Paper long abstract:
Modes of articulation between catholic spiritual entities and rituals and African derived spiritual entities and rituals (as well as other spiritual entities and rituals) are an important trait of the Afro-Brazilian religion of Tambor de Mina (São Luís, Maranhão, Brazil). The prominent role that Hoy Ghost festas play in the ritual script of Tambor de Mina cult houses is an important part of this cosmopolitan orientation of Tambor de Mina. The objective of this paper is to take a closer look at the modes of articulation between Holy Ghost festas and Tambor de Mina. Moving beyond static views of "syncretism" as a final outcome of processes of interface between different religious genres, the paper stresses how plurality, creativity and change are central in the co-option of Holy Ghost festas by different Tambor de Mina cult houses. It also tries to show how these plural processes are linked to a more general characteristic of Tambor de Mina: its capacity for articulating different ways of religious dwelling and different ways of situating Afro-Brazilian religious beliefs and practices in the religious and political public sphere.
Paper short abstract:
Multi-sited ethnography of Candomblé revealed a "myriad of ways of dwelling". Members' identification with the orixás transcends a quest for lost bonds with the home country.

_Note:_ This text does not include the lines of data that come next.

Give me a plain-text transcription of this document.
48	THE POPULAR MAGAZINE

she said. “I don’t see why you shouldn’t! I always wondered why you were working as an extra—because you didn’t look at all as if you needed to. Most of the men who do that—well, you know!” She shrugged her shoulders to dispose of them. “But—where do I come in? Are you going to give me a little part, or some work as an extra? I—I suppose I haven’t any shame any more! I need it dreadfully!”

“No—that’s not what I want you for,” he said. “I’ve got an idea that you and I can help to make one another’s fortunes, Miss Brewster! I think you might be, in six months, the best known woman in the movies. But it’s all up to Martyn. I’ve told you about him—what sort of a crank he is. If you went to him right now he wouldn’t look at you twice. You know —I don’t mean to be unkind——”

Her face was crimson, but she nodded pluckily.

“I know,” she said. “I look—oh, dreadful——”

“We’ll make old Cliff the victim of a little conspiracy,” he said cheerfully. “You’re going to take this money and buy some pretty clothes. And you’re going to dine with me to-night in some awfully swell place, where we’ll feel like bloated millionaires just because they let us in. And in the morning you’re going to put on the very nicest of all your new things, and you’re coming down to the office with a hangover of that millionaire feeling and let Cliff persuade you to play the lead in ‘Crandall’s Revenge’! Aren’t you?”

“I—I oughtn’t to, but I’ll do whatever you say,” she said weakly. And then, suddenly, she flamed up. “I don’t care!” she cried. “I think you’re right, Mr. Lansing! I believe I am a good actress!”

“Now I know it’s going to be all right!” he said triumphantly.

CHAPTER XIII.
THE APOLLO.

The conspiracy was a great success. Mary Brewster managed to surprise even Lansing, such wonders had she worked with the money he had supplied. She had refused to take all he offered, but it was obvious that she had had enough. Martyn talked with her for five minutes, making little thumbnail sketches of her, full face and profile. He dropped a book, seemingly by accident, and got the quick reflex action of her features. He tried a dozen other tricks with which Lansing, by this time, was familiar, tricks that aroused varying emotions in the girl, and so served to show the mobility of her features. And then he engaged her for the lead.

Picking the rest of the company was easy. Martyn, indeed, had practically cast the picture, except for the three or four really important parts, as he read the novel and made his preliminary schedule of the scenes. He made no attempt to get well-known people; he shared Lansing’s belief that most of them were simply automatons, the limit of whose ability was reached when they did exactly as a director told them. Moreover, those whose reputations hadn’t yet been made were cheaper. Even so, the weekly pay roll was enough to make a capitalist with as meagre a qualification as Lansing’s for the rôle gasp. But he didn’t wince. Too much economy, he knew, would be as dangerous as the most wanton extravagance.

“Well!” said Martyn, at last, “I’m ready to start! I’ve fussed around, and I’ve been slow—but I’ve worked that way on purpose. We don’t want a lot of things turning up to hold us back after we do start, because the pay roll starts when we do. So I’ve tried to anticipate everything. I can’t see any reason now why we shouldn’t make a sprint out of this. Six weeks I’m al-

Regardless of the practice's "place", "learning to be affected" by the orixás turns Candomblé into a transcultural "home".
Paper long abstract:
Orixás, West-African deities, "dwell in the wind": as forces of nature, they are everywhere. The practices of praising orixás mingled during the slave trade in Brazil, shaping religions such as Candomblé in Bahia, in the country's North-East. Spreading worldwide, the religion recently found a new home in Berlin. Extensive ethnographic fieldwork in the single Candomblé house of Germany and in Bahia revealed a "myriad of ways of dwelling": Brazilians and foreigners in and from different cultural contexts identify and build bonds with the deities, turning the religion into a transcultural (Welsch 1991) "home", in which common experiences interweave. Such identification, thus, transcends a presumed quest for bonds with the home country lost in migration. Members may practice Candomblé either "by pain", for having a troubled relationship with their own body, for loneliness, for feeling accepted; or "by love" for the orixás. But how does one "learn to be affected" (Latour 2004) by the orixá? If to dwell is, as this conference proposes, "to make sense of the world with the body, the head and the heart", Candomblé very exercises dwelling: by intensively engaging the whole body in its communal practice, one develops a more resonant (Rosa 2016) relation to the world and to oneself. Such wisdom is transmitted and carried on regardless of the practice's original and immediate "place", since "the orixá is the air one breathes".